What we mean is that Stalinist Russia and Nazi Germany were not coded into the DNA of humanity; they were not an incipient horror always waiting to happen the moment more righteous nations let down their guard.
To the contrary, they were effectively born and bred in April 1917 when the US entered what was then called the Great War. And though it did so for absolutely no reason of homeland security or any principle consistent with the legitimate foreign policy of the American Republic, its entry tilted the outcome to the social chaos and Carthaginian peace from which Stalin and Hitler sprung.

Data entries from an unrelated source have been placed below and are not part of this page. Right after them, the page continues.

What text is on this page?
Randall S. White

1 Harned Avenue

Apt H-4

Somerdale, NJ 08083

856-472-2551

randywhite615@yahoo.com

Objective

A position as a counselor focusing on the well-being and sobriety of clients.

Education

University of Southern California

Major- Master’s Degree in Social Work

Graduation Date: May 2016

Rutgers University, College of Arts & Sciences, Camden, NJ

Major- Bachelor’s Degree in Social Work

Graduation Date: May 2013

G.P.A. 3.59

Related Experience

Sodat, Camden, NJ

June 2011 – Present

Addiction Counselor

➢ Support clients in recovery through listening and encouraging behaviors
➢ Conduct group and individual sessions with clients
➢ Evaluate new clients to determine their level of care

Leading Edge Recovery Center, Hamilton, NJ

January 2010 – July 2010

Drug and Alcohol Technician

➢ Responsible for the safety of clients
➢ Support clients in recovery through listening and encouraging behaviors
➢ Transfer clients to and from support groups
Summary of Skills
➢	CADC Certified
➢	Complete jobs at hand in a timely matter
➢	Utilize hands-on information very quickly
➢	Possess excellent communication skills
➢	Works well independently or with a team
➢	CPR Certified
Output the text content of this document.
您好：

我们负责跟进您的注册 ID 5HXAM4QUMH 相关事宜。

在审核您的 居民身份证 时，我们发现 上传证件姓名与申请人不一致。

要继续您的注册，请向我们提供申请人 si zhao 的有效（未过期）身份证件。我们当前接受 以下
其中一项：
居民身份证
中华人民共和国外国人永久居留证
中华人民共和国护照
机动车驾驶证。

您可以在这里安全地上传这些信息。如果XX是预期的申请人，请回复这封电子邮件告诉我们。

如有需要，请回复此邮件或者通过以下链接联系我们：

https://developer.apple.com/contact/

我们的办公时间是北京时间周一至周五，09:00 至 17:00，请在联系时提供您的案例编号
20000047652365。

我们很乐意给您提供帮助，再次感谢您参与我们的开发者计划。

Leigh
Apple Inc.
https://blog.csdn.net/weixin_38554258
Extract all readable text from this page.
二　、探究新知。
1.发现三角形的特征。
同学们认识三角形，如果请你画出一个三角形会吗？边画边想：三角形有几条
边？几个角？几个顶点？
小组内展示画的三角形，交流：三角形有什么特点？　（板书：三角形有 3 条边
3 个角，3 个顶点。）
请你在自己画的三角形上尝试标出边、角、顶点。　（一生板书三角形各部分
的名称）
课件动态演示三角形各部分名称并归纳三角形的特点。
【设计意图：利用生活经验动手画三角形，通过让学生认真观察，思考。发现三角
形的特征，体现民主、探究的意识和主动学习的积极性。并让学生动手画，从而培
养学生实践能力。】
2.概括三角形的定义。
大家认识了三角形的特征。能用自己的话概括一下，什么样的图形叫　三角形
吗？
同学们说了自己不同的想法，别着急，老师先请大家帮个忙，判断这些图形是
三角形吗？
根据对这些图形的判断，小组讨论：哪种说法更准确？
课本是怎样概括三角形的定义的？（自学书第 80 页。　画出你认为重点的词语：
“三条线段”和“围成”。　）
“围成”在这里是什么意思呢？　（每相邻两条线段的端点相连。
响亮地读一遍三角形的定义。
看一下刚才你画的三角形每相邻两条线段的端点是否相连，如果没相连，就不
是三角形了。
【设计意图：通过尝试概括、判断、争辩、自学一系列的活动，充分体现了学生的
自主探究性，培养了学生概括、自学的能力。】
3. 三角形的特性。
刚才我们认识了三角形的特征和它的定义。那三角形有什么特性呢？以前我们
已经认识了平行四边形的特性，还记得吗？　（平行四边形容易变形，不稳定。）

So you can put the blame for the monumental evil of 20th century totalitarianism squarely on Thomas Woodrow Wilson. This megalomaniacal madman, who was the very worst President in American history, took America into war for the worst possible reason: Namely, a vainglorious desire to have a big seat at the post-war peace table in order to remake the world as God had inspired him to redeem it.
The truth, however, was that the European war posed not an iota of threat to the safety and security of the citizens of Lincoln NE, or Worcester MA or Sacramento CA. In that respect, Wilson’s putative defense of “freedom of the seas” and the rights of neutrals was an empty shibboleth; his call to make the world safe for democracy, a risible pipe dream.
Indeed, the shattered world extant after the bloodiest war in human history was a world about which Wilson was blatantly ignorant. And remaking it was a task for which he was temperamentally unsuited—even as his infamous 14 points were a chimera so abstractly devoid of substance as to constitute mental play dough.
The monumentally ugly reason for America’s entry into the Great War, in fact, was revealed—if inadvertently—by his alter-ego and sycophant, Colonel House. As the latter put it: Intervention in Europe’s war positioned Wilson to play,
“The noblest part that has ever come to the son of man”.
America thus plunged into Europe’s carnage, and forevermore shed its century-long Republican tradition of anti-militarism and non-intervention in the quarrels of the Old World. From Wilson’s historically erroneous turn—there arose at length the Indispensable Nation folly, which we shall catalog in depth below.
For now, suffice it to say that there was absolutely nothing noble that came of Wilson’s intervention.